Probability density function (PDF) based turbulent combustion modelling is limited by the need to store multi-dimensional PDF tables that can take up large amounts of memory. A significant saving in storage can be achieved by using various machine-learning techniques that represent the thermo-chemical quantities of a PDF table using mathematical functions. These functions can be computationally more expensive than the existing interpolation methods used for thermo-chemical quantities. More importantly, the training time can amount to a considerable portion of the simulation time. In this work, we address these issues by introducing an adaptive training algorithm that relies on multi-layer perception (MLP) neural networks for regression and self-organizing maps (SOMs) for clustering data to tabulate using different networks.
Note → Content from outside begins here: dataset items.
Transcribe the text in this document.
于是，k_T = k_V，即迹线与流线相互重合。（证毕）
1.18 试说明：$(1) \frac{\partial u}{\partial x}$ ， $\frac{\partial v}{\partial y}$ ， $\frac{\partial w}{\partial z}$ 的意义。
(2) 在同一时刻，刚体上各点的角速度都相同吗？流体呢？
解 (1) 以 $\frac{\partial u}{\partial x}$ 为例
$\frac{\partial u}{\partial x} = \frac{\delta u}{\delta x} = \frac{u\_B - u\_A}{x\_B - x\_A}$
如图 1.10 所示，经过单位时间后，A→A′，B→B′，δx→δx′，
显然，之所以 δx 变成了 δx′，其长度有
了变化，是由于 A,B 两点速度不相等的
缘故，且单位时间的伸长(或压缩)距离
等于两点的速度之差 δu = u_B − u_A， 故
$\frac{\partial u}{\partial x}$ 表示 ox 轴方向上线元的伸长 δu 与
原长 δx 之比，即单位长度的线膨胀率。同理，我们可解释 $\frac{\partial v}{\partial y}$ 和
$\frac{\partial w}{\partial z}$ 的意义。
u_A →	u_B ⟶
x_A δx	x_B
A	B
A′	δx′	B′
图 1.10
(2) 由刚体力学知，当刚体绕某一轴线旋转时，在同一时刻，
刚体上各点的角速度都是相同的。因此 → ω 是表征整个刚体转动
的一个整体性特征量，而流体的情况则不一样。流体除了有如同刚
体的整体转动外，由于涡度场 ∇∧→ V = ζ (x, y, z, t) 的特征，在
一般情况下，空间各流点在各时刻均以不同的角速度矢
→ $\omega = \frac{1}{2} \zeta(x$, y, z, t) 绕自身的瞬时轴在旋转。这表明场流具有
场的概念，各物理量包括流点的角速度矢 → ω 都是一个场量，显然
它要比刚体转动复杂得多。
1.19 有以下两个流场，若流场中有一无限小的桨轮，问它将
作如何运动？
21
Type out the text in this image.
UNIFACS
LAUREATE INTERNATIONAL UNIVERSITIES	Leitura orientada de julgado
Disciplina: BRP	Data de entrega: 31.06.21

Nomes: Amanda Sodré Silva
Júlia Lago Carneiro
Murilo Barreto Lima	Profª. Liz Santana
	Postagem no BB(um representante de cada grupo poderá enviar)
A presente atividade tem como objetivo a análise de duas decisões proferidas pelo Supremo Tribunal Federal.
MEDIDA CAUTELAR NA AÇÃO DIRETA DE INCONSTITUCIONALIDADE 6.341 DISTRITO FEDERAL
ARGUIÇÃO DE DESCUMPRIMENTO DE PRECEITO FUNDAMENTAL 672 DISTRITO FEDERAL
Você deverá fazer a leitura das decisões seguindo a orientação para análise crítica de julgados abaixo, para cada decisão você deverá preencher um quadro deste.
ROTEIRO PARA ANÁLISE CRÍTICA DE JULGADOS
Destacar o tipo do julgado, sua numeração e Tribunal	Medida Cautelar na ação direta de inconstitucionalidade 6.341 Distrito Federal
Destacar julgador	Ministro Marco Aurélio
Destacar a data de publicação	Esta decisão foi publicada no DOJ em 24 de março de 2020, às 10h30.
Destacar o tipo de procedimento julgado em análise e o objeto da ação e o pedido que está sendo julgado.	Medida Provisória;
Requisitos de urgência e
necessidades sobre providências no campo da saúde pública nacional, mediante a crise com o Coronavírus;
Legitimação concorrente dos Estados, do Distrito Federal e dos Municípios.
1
The algorithm is designed to address both the multi-dimensionality of the PDF table as well as the computational efficiency of the proposed algorithm. SOM clustering divides the PDF table into several parts based on similarities in data. Each cluster of data is trained using an MLP algorithm on simple network architectures to generate local functions for thermo-chemical quantities. The algorithm is validated for the so-called DLR-A turbulent jet diffusion flame using both RANS and LES simulations and the results of the PDF tabulation are compared to the standard linear interpolation method. The comparison yields a very good agreement between the two tabulation techniques and establishes the MLP-SOM approach as a viable method for PDF tabulation.